Bezerra tornou-se conhecido por interpretar composições de autores muitas vezes desconhecidos do grande público, moradores das comunidades e trabalhadores que transformavam suas experiências em versos. Assim, seu repertório funcionou como uma verdadeira crônica dos morros cariocas, falando de desigualdade, violência, preconceito, polícia, malandragem e sobrevivência com humor, ironia e crítica social.

Entre seus grandes sucessos estão “Malandragem Dá um Tempo”, “Pega Eu Que Sou Ladrão”, “Bicho Feroz”, “Overdose de Cocada”, “Defunto Caguete”, “Meu Bom Juiz” e “Malandro é Malandro e Mané é Mané”. Ao longo da carreira conquistou 11 discos de ouro, três de platina e um de platina duplo.

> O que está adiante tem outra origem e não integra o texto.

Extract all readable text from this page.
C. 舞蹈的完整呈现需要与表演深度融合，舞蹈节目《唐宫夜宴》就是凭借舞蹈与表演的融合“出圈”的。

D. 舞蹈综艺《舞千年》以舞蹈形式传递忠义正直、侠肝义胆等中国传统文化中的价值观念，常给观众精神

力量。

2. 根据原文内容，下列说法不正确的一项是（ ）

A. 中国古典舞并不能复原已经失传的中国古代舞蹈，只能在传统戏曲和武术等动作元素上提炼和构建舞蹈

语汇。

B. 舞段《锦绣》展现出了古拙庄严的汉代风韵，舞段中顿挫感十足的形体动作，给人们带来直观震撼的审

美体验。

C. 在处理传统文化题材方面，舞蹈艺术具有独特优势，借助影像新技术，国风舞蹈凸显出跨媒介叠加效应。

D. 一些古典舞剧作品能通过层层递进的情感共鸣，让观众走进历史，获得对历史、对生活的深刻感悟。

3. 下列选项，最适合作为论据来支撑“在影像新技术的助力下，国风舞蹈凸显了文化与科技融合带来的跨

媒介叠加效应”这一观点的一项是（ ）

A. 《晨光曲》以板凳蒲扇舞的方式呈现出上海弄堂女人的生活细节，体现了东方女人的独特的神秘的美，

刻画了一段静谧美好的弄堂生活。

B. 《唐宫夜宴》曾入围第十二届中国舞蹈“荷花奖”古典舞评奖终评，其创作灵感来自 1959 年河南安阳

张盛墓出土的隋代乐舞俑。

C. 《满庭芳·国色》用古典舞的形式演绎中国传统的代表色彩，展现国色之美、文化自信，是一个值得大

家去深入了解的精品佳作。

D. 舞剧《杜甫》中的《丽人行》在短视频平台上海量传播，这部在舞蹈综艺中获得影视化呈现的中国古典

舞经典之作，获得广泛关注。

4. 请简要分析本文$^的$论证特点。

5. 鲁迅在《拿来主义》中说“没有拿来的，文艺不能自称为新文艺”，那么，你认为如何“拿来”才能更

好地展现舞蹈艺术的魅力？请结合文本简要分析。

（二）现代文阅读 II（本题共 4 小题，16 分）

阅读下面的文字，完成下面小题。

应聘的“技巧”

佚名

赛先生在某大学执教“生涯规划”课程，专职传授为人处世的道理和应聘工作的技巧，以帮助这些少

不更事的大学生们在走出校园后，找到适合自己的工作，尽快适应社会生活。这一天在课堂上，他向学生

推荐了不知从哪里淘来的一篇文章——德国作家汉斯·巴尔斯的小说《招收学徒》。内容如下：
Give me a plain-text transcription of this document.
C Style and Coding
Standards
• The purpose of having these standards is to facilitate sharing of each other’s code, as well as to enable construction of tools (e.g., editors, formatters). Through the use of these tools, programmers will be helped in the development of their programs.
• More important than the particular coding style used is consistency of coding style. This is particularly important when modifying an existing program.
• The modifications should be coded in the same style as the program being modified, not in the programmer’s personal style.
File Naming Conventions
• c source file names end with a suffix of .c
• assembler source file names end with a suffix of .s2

Bezerra da Silva morreu em 17 de janeiro de 2005, no Rio de Janeiro, aos 77 anos. Deixou muito mais do que sambas irreverentes: deu voz a compositores e personagens que raramente encontravam espaço na indústria musical. Cantando aquilo que muitos preferiam não enxergar, Bezerra fez do samba também denúncia, documento e voz das comunidades.